O Japão desvendou os nomes dos milhares de membros da Unidade 731, o conjunto do exército imperial japonês conhecido por conduzir experiências em cidadãos chineses nos anos 30 e 40 do século passado, de maneira a desenvolver armas químicas e biológicas.

De acordo com relatos históricos, os prisioneiros eram sujeitos a vivissecção – dissecação do corpo enquanto a pessoa estava viva, sem anestesia – depois de serem deliberadamente infectados com doenças como o tifo ou a cólera. Alguns tiveram, inclusive, membros amputados ou órgãos removidos.

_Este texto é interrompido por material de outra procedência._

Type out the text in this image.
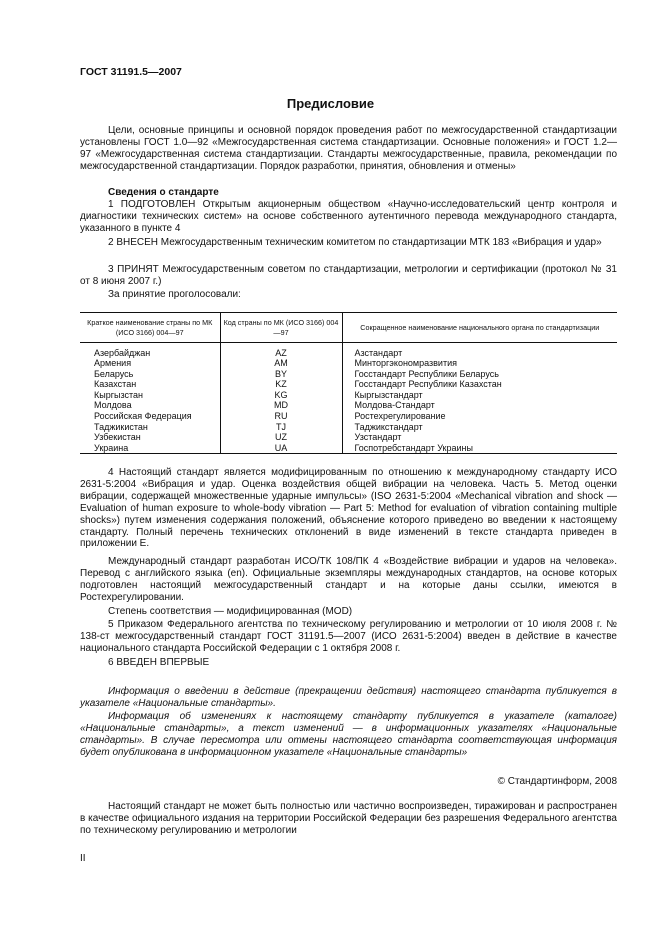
ГОСТ 31191.5—2007
Предисловие
Цели, основные принципы и основной порядок проведения работ по межгосударственной стандартизации установлены ГОСТ 1.0—92 «Межгосударственная система стандартизации. Основные положения» и ГОСТ 1.2—97 «Межгосударственная система стандартизации. Стандарты межгосударственные, правила, рекомендации по межгосударственной стандартизации. Порядок разработки, принятия, обновления и отмены»
Сведения о стандарте
1 ПОДГОТОВЛЕН Открытым акционерным обществом «Научно-исследовательский центр контроля и диагностики технических систем» на основе собственного аутентичного перевода международного стандарта, указанного в пункте 4
2 ВНЕСЕН Межгосударственным техническим комитетом по стандартизации МТК 183 «Вибрация и удар»
3 ПРИНЯТ Межгосударственным советом по стандартизации, метрологии и сертификации (протокол № 31 от 8 июня 2007 г.)
За принятие проголосовали:
Краткое наименование страны по МК (ИСО 3166) 004—97	Код страны по МК (ИСО 3166) 004—97	Сокращенное наименование национального органа по стандартизации

Азербайджан	AZ	Азстандарт
Армения	AM	Минторгэкономразвития
Беларусь	BY	Госстандарт Республики Беларусь
Казахстан	KZ	Госстандарт Республики Казахстан
Кыргызстан	KG	Кыргызстандарт
Молдова	MD	Молдова-Стандарт
Российская Федерация	RU	Ростехрегулирование
Таджикистан	TJ	Таджикстандарт
Узбекистан	UZ	Узстандарт
Украина	UA	Госпотребстандарт Украины
4 Настоящий стандарт является модифицированным по отношению к международному стандарту ИСО 2631-5:2004 «Вибрация и удар. Оценка воздействия общей вибрации на человека. Часть 5. Метод оценки вибрации, содержащей множественные ударные импульсы» (ISO 2631-5:2004 «Mechanical vibration and shock — Evaluation of human exposure to whole-body vibration — Part 5: Method for evaluation of vibration containing multiple shocks») путем изменения содержания положений, объяснение которого приведено во введении к настоящему стандарту. Полный перечень технических отклонений в виде изменений в тексте стандарта приведен в приложении Е.
Международный стандарт разработан ИСО/ТК 108/ПК 4 «Воздействие вибрации и ударов на человека». Перевод с английского языка (en). Официальные экземпляры международных стандартов, на основе которых подготовлен настоящий межгосударственный стандарт и на которые даны ссылки, имеются в Ростехрегулировании.
Степень соответствия — модифицированная (MOD)
5 Приказом Федерального агентства по техническому регулированию и метрологии от 10 июля 2008 г. № 138-ст межгосударственный стандарт ГОСТ 31191.5—2007 (ИСО 2631-5:2004) введен в действие в качестве национального стандарта Российской Федерации с 1 октября 2008 г.
6 ВВЕДЕН ВПЕРВЫЕ
Информация о введении в действие (прекращении действия) настоящего стандарта публикуется в указателе «Национальные стандарты».
Информация об изменениях к настоящему стандарту публикуется в указателе (каталоге) «Национальные стандарты», а текст изменений — в информационных указателях «Национальные стандарты». В случае пересмотра или отмены настоящего стандарта соответствующая информация будет опубликована в информационном указателе «Национальные стандарты»
© Стандартинформ, 2008
Настоящий стандарт не может быть полностью или частично воспроизведен, тиражирован и распространен в качестве официального издания на территории Российской Федерации без разрешения Федерального агентства по техническому регулированию и метрологии
II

83 anos depois da criação do projecto, os arquivos nacionais nipónicos partilharam a identificação dos 3607 soldados a pedido do professor da Universidade de Ciência Médica de Shiga, Katsuo Nishiyama, numa acção que poderá reacender o debate público sobre as atrocidades cometidas por japoneses quando o país ocupou a China antes e durante a Segunda Guerra Mundial.